Segmento de lajes corporativas e ciclo imobiliário

Evolução e diferenças das taxas de vacância na cidade de São Paulo e Rio de Janeiro

No artigo publicado na edição anterior, mencionei o expressivo crescimento do mercado de fundos imobiliários no Brasil. Parcela significativa deste crescimento é devido à forte valorização dos fundos, nos últimos anos, como acontece na grande maioria dos ativos no mercado financeiro. O principal vetor que impulsionou essa rentabilidade é a queda das taxas de juros e a previsão de manutenção nesses patamares pelos agentes de mercado. Não podemos esperar um novo impulso no IFIX (Índice de Fundos de Investimentos Imobiliários da B3) como fruto deste vetor que já está “precificado” nos preços.

Qual vetor pode proporcionar uma continuidade de alta nos preços das cotas a partir de agora? A queda na taxa de vacância que, futuramente, proporcionará a elevação nos preços dos aluguéis. Essa expectativa para a vacância tem uma forte dependência da retomada consistente do crescimento econômico, ou seja, acima da taxa do PIB 2017/2018. Neste breve artigo, vamos abordar o mercado corporativo (classe A) da cidade de São Paulo e do Rio de Janeiro – localização predominante dos imóveis desse segmento dos fundos imobiliários listados na B3.

Tendências

O consenso entre gestores e analistas com os quais conversei nos últimos meses é em relação à queda futura nas taxas de vacância das lajes corporativas classificadas como A e A+ (ótima localização e elevado padrão construtivo) nas regiões nobres de São Paulo. O Rio de Janeiro é um caso diferente, pois está sofrendo uma recessão econômica maior, uma crise nas contas públicas do estado e não possui uma dinâmica/diversificação econômica como a capital paulista. O mercado de escritórios de alto padrão nessa região fechou 2018 com uma taxa de vacância de 23%.

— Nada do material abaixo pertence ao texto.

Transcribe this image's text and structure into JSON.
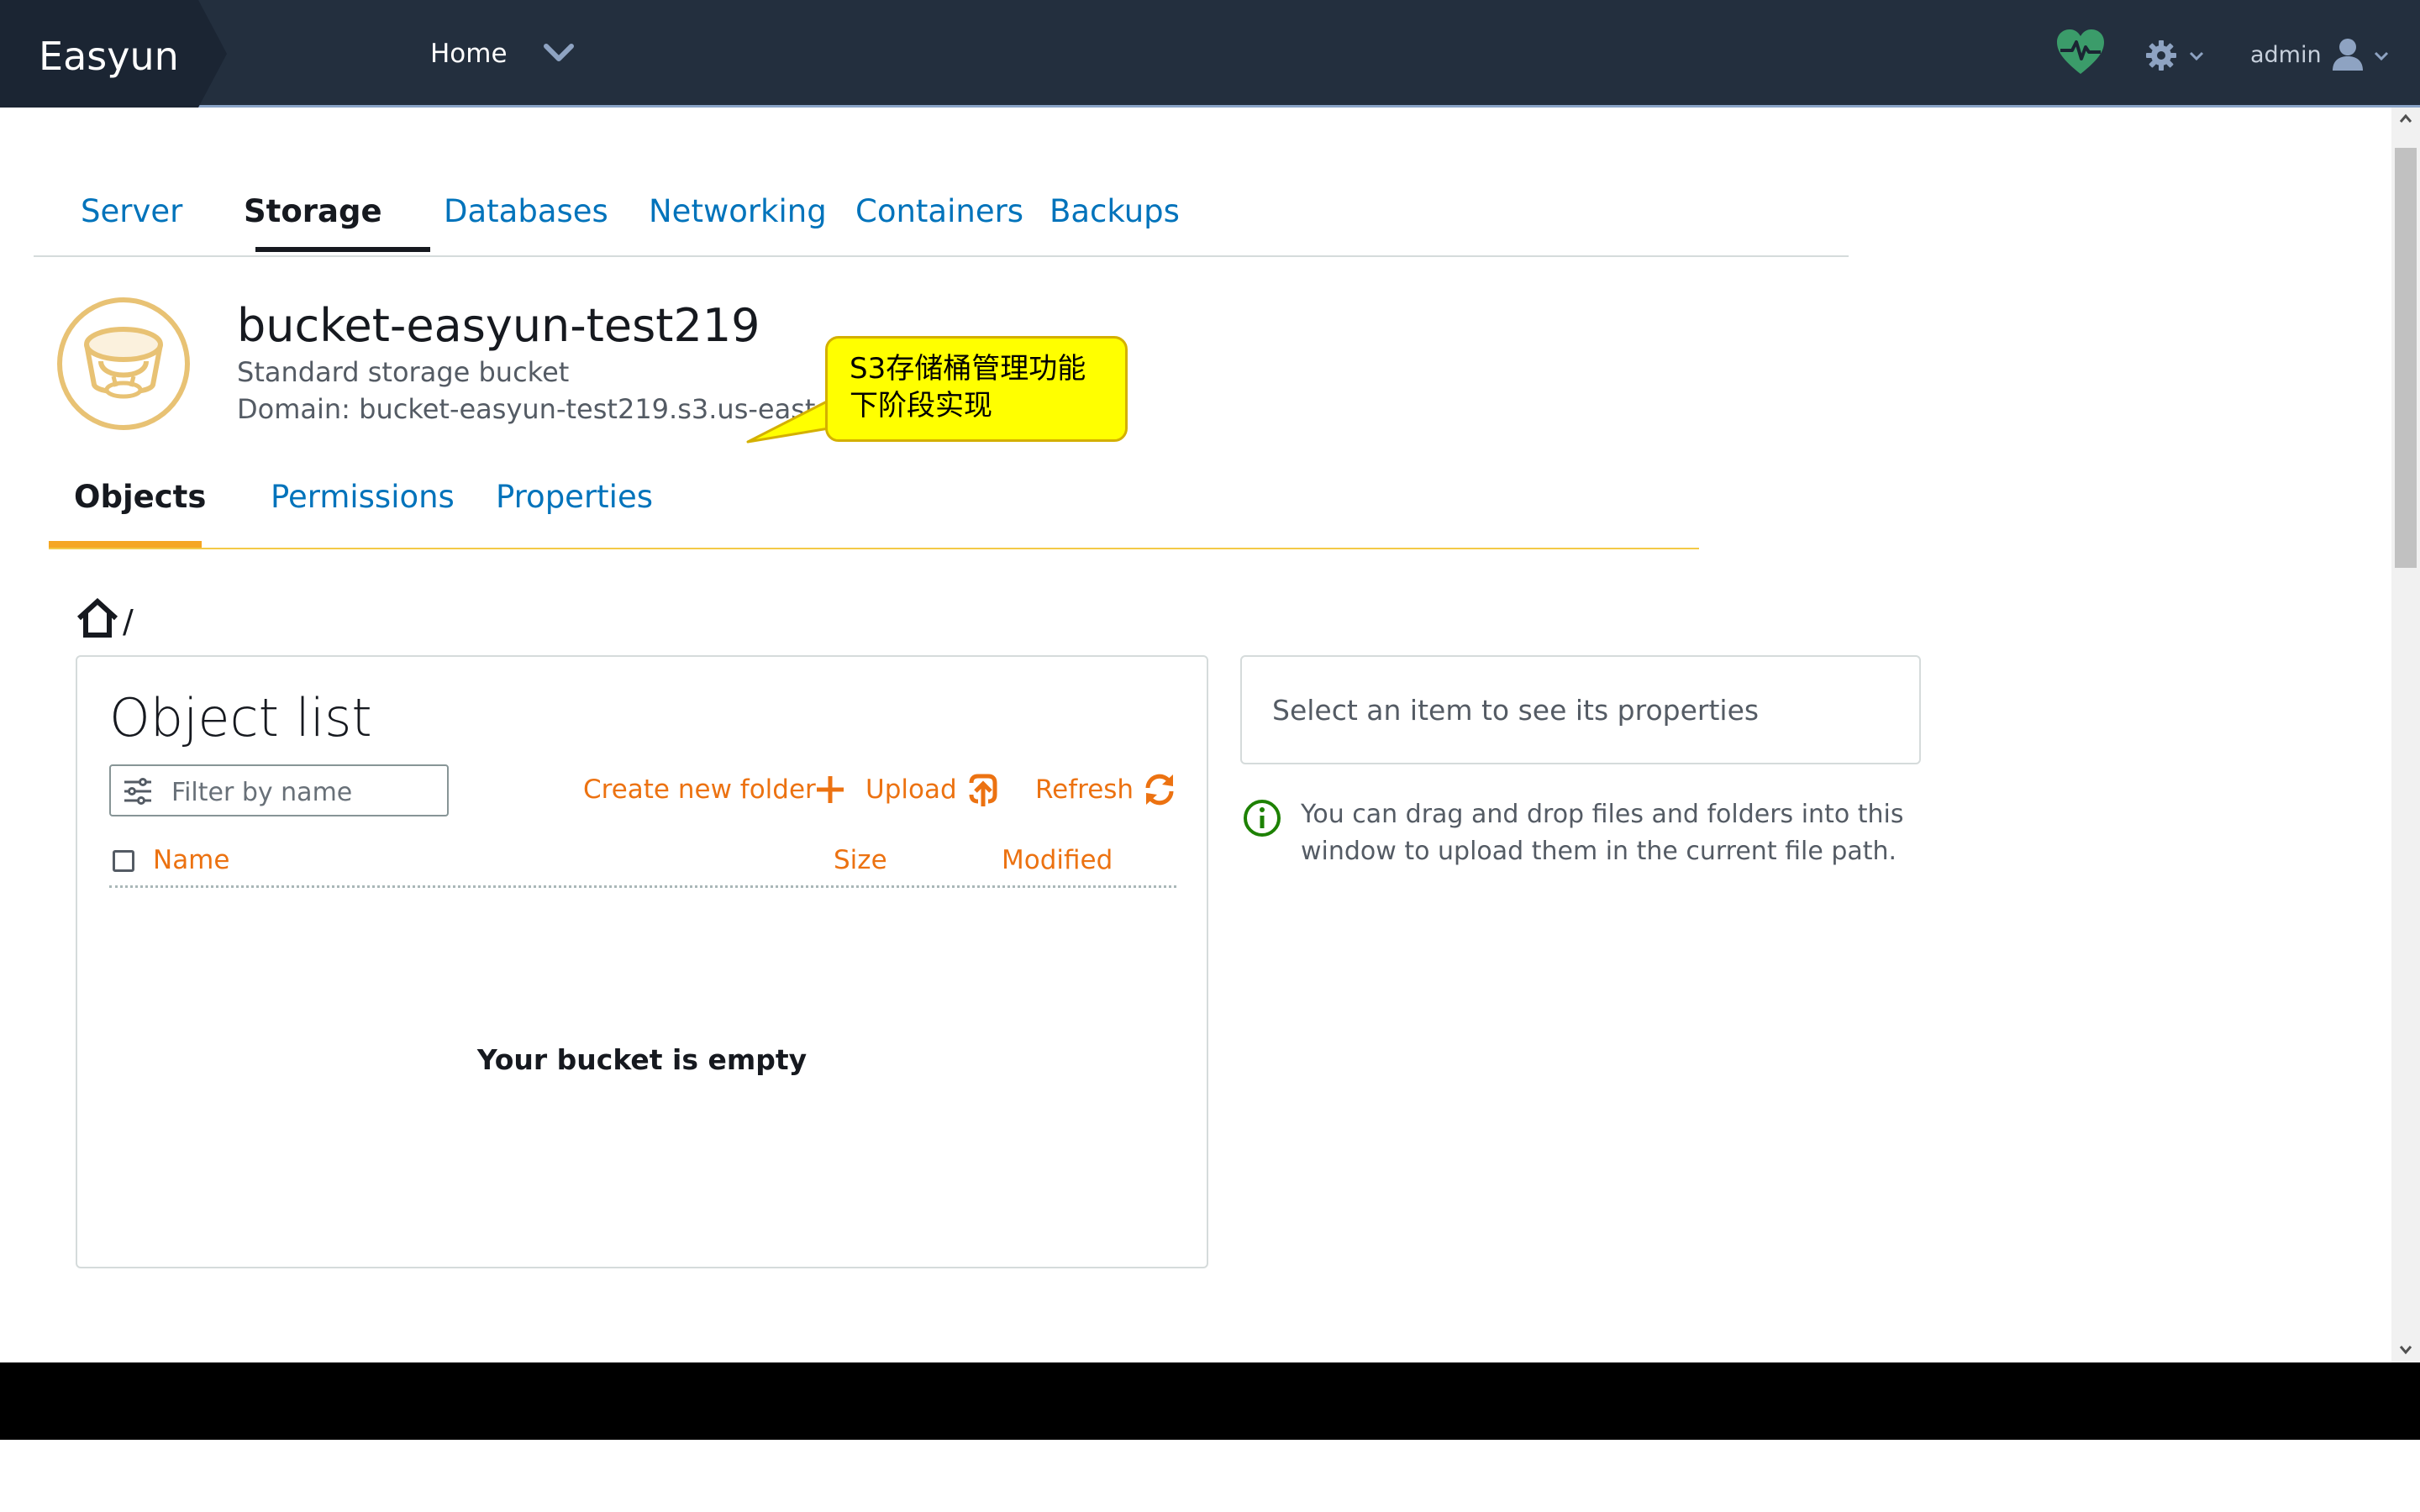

Conforme indicam as principais consultorias imobiliárias, dada a absorção líquida positiva apresentada em São Paulo em 2018 a maior dos últimos quatro anos, constatamos um sinal mais claro da retomada do mercado de lajes corporativas. A taxa de vacância de empreendimentos classe A fechou 2018 em 18,9%, número bem inferior ao da capital fluminense. A previsão da Buildings é de uma taxa de 16,5% no final de 2019 em São Paulo. Podemos identificar taxas menores ainda em regiões consideradas mais nobres no segmento corporativo como Faria Lima, Vila Olímpia e Paulista.

Podemos citar fundos imobiliários que ilustram bem essa tendência e apresentam, atualmente, uma taxa de vacância zero ou taxas projetadas abaixo da média da região: VLOL11 (Vila Olímpia Corporate), ONEF11 (The One) e o FFCI11 (Rio Bravo Renda Corportativa), ativos que têm carteira com peso relevante nas regiões mencionadas. Empreendimentos desse padrão e nessas localizações já saem na frente dos demais, em grande parte, devido ao movimento denominado pelos especialistas imobiliários como flight to quality.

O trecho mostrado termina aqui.